The general idea is that real-world data is gathered to validate the machine learning model. If its performance no longer matches what real-world metrics show, then the software development team responsible for the model optimises it.
This is important because many external factors can influence a machine learning model. McKinsey’s research found that, in general, respondents from companies that adopted more AI capabilities were more likely to report seeing AI models misperform amid the Covid-19 pandemic.
Read more about MLOps
- Taking notes from DevOps lifecycle management, machine learning operations tools and platforms seek to improve accuracy, ease integration problems and keep models trained.
- Demand for MLOps and AutoML tools is on the upswing, and the machine learning market will undergo an increase in consolidation.
The study indicated that high-performing organisations, which tend to have adopted more AI capabilities than others, witnessed more misperformance than companies seeing less value from AI. McKinsey found that high-performing organisations’ models were particularly vulnerable within marketing and sales, product development, and service operation – these were the areas its study found that AI adoption was most commonly reported.
For instance, Corbo said that during the pandemic, models relying on long time series data, such as consumer demand patterns, often broke down. “We are seeing a shift to more self adaptive models tailored to what is going on right now and less reliance on long time series data,” he said.
This requires both real-time and time-series data. According to Corbo, many deep learning models have the flexibility to take in data collected over a long-term time scale combined with data that changes at a high rate of cadence.

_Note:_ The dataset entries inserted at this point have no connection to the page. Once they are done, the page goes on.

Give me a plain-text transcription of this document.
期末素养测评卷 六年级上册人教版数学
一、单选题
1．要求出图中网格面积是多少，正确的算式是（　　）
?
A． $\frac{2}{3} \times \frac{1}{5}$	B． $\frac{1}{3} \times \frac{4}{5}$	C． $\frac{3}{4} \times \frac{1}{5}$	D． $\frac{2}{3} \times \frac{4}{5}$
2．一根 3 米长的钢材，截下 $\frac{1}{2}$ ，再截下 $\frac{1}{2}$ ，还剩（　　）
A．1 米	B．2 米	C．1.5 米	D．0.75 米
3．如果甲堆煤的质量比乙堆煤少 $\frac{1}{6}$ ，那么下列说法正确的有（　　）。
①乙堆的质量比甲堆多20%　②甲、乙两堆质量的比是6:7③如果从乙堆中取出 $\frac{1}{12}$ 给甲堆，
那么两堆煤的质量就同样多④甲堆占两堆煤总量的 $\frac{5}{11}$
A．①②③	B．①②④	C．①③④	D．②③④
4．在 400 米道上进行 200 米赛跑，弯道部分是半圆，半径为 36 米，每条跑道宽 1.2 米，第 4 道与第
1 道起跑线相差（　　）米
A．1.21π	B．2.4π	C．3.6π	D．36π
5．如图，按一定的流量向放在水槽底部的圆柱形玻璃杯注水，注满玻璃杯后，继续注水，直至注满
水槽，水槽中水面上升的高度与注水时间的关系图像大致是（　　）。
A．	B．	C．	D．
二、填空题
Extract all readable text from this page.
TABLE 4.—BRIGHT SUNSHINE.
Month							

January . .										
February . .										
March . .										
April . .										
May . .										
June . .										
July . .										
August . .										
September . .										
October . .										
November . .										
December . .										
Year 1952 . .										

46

Previously, MLOps required a high level of advanced skills in the development teams. Corbo said that unlike a few years ago, tooling to support MLOps has been maturing. Software tooling such as Spotify’s Luigi and Netflix’s Metaflow needed to be developed internally because, until recently, workflow and dependency management tools for data scientists did not exist, he said.
“There’s now a huge variation in MLOps capabilities and there are more choices in how these environments can be provided,” said Corbo. “The whole idea is to lower the tech requirements massively.”
Many of the MLOps tools now available are open source. Organisations clearly still need people who not only understand what tools are available, but how each fits together to provide MLOps that aligns with what the business needs to do with AI.
In this respect, Corbo believes an AI centre of excellence (CoE) has an important role to play. Rather than being a large, monolithic organisation, a CoE should comprise a few opinionated people, he said. “The CoE takes a role in technology choices. What are the relevant components?”
The CoE also chooses the machine learning models that best fit with how the business plans to make use of the machine learning models. Corbo urged IT leaders to encourage close partnerships between the AI CoE and ITOps.
MLOps also requires IT chiefs to put in place tools that enable software extraction and make code pipelines for low code environments. Corbo said that data scientists who are not strong in software development need the ability to access data through a self-service model. When their machine learning models are ready for deployment, it is then passed through a pipeline to operations, which stands up the required IT infrastructure.